As we return to in person work in downtown Birmingham you may notice a new addition to the streetscape. The Regions green Zyp bikes have been replaced by a wide array of new bikes and scooters. These new devices are a fun and easy way to break up your work day, explore, and take advantage of all the great things Downtown Birmingham has to offer!
This new fleet works slightly differently than the previous bikeshare system, but if you ever used Zyp via the mobile app then hopping on the new system will be an easy transition for you. You’ve probably noticed that the new system doesn’t have any docking stations or kiosks with screens. It’s completely app based. Bikes and scooters are clustered together in corrals painted on the ground, and others are on their own, usually parked near the previous rider’s destination. This dockless model allows a lot more flexibility in where you can start and end your ride. All of downtown Birmingham is only a scoot away!
Download the app
So you want to use the new bikes or scooters get out of the office and grab lunch at Yo Mamma’s, get a coffee from Revelator, or just enjoy the sunshine at Railroad Park. The first step on this journey is downloading the app… or apps. We actually have two micro mobility providers in Birmingham right now, although there’s a chance we could add even more. Veo and Gotcha are the two current providers and you can find their apps in your phone’s app store by searching “Veo” or “Gotcha”. The apps themselves are free to download, and you can load money onto the apps to pay for your rides when you’re ready to roll.
Plan your route
It’s a good idea to think about where you’re headed and how you’ll get there before you start pedaling or pushing the throttle. If you’re looking to ride in a dedicated bike/scooter lane, or on a protected path, the Regional Planning Commission has a great interactive map that you can use to find all the current and planned multimodal infrastructure around Birmingham, or you can check out Fresh Water Land Trust “Find a Trail” page. You can also look on the Gotcha or Veo app to see if there are any corrals near your destination, if so; you’ll want to park there because parking in a corral actually gives you money back! The devices each have their own small fee to unlock, and then a “per minute” charge while you have them unlocked. Make sure to load a few bucks into your virtual wallet in the app to get started.
Find a device
Once you have one, or both of the apps, use the “map” feature to find the bikes and scooters closest to you. The map will show your location, as well as the locations of all the bikes and scooters available, along with some crucial info like their battery charge. Each company has both bikes and scooters, with different pricing models based on which device you choose, so make sure to click around on the app and see what device best fits your budget and goals. Veo provides traditional pedal bikes, which are the cheapest option, and the best way to get a little cardio, while Gotcha provides bikes with e-assist, much like the Zyp bikes with the lightning bolt for a quicker trip.

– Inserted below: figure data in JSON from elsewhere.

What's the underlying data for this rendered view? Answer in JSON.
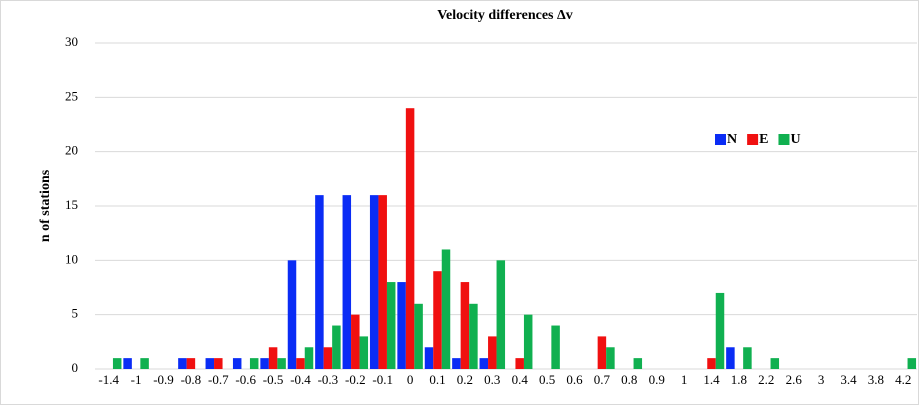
{
  "chart_data": {
    "type": "bar",
    "title": "Velocity differences Δv",
    "y_label": "n of stations",
    "categories": [
      "-1.4",
      "-1",
      "-0.9",
      "-0.8",
      "-0.7",
      "-0.6",
      "-0.5",
      "-0.4",
      "-0.3",
      "-0.2",
      "-0.1",
      "0",
      "0.1",
      "0.2",
      "0.3",
      "0.4",
      "0.5",
      "0.6",
      "0.7",
      "0.8",
      "0.9",
      "1",
      "1.4",
      "1.8",
      "2.2",
      "2.6",
      "3",
      "3.4",
      "3.8",
      "4.2"
    ],
    "series": [
      {
        "name": "N",
        "color": "#0a2cf5",
        "values": [
          0,
          1,
          0,
          1,
          1,
          1,
          1,
          10,
          16,
          16,
          16,
          8,
          2,
          1,
          1,
          0,
          0,
          0,
          0,
          0,
          0,
          0,
          0,
          2,
          0,
          0,
          0,
          0,
          0,
          0
        ]
      },
      {
        "name": "E",
        "color": "#f01010",
        "values": [
          0,
          0,
          0,
          1,
          1,
          0,
          2,
          1,
          2,
          5,
          16,
          24,
          9,
          8,
          3,
          1,
          0,
          0,
          3,
          0,
          0,
          0,
          1,
          0,
          0,
          0,
          0,
          0,
          0,
          0
        ]
      },
      {
        "name": "U",
        "color": "#10b050",
        "values": [
          1,
          1,
          0,
          0,
          0,
          1,
          1,
          2,
          4,
          3,
          8,
          6,
          11,
          6,
          10,
          5,
          4,
          0,
          2,
          1,
          0,
          0,
          7,
          2,
          1,
          0,
          0,
          0,
          0,
          1
        ]
      }
    ],
    "ylim": [
      0,
      30
    ],
    "yticks": [
      0,
      5,
      10,
      15,
      20,
      25,
      30
    ],
    "grid": true,
    "legend": "upper right"
  }
}
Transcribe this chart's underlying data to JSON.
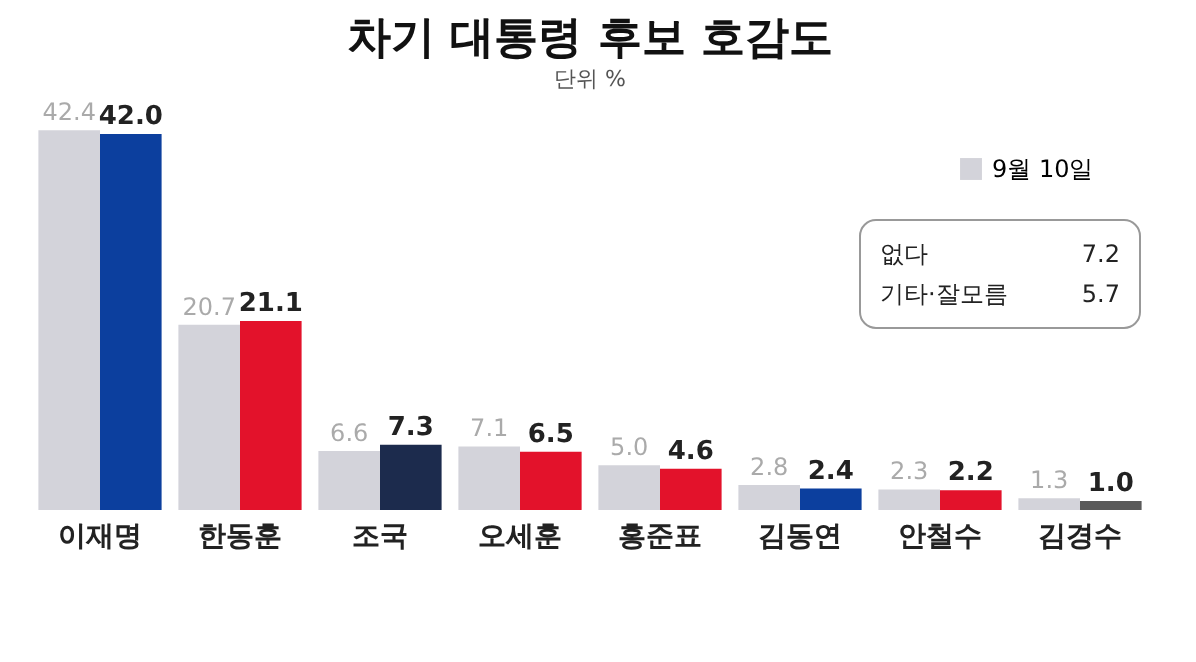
{
  "chart_data": {
    "type": "bar",
    "title": "차기 대통령 후보 호감도",
    "subtitle": "단위 %",
    "categories": [
      "이재명",
      "한동훈",
      "조국",
      "오세훈",
      "홍준표",
      "김동연",
      "안철수",
      "김경수"
    ],
    "series": [
      {
        "name": "9월 10일",
        "color": "#d3d3da",
        "values": [
          42.4,
          20.7,
          6.6,
          7.1,
          5.0,
          2.8,
          2.3,
          1.3
        ],
        "value_labels": [
          "42.4",
          "20.7",
          "6.6",
          "7.1",
          "5.0",
          "2.8",
          "2.3",
          "1.3"
        ]
      },
      {
        "colors": [
          "#0c3f9e",
          "#e3122b",
          "#1c2b4d",
          "#e3122b",
          "#e3122b",
          "#0c3f9e",
          "#e3122b",
          "#5a5a5a"
        ],
        "values": [
          42.0,
          21.1,
          7.3,
          6.5,
          4.6,
          2.4,
          2.2,
          1.0
        ],
        "value_labels": [
          "42.0",
          "21.1",
          "7.3",
          "6.5",
          "4.6",
          "2.4",
          "2.2",
          "1.0"
        ]
      }
    ],
    "annotations": [
      "없다 7.2",
      "기타·잘모름 5.7"
    ],
    "legend": "top right"
  }
}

When you’ve found a device you want to ride in the app, walk over to it (the Veo app allows you to ring the bell from your phone if you’re having trouble finding it!) and point your phones camera at the QR code on the handlebars. The app will then run you through basic pricing, unlocking, and riding information. Make sure you read through that and then you’re ready to roll.
All the devices require a small push to get started before the motor kicks in. The scooters have a throttle beside your thumb that controls the electric motor. You might want to get a little practice starting and stopping in a parking lot or alleyway before you head out on your first ride. When you do set out onto the street, remember to follow all the normal rules of the road just as you would in a car. If parts of your journey will be made on streets with no dedicated infrastructure it’s actually much safer, and in many cases legally mandated, to ride on the road rather than the sidewalk. With doors that open directly onto the sidewalk, pedestrians, curb cuts, and gradient changes – along with devices that average in the 15 to 20 mph range – the sidewalk isn’t the best place for bikes and scooters. Riding in the road also increases your visibility to drivers and pedestrians. For example, people look both ways before they cross the street, but usually not when they open a door onto the sidewalk.
Riding on a scooter as opposed to in a car allows you to see so many more of our pretty downtown sights! Plus, there’s no better time than now to try out these new “scooting” methods with the beautiful weather we’ve been getting here in the Magic City.
If there’s a corral close to whatever brewery, park, restaurant, or other awesome amenity you’ve ridden to, go ahead and put your bike or scooter on the kick stand inside the coral to get some money back in your virtual wallet. Corals are painted white rectangles on the asphalt that normally have at least one white plastic bollard and a bike or scooter logo to identify them. If there isn’t a coral, look for any bike rack, curb cut, or adjacent fee space that does not block walking on the sidewalk, and pop that kickstand. Once you’ve got your device parked, take out your phone and open the app to end your ride. The app will ask you to take a picture of the parked device to confirm you’ve left it somewhere neat and tidy. When you’re done with the picture you’ll get a ride summary with some fun stats about your ride, as well as a breakdown how much it cost.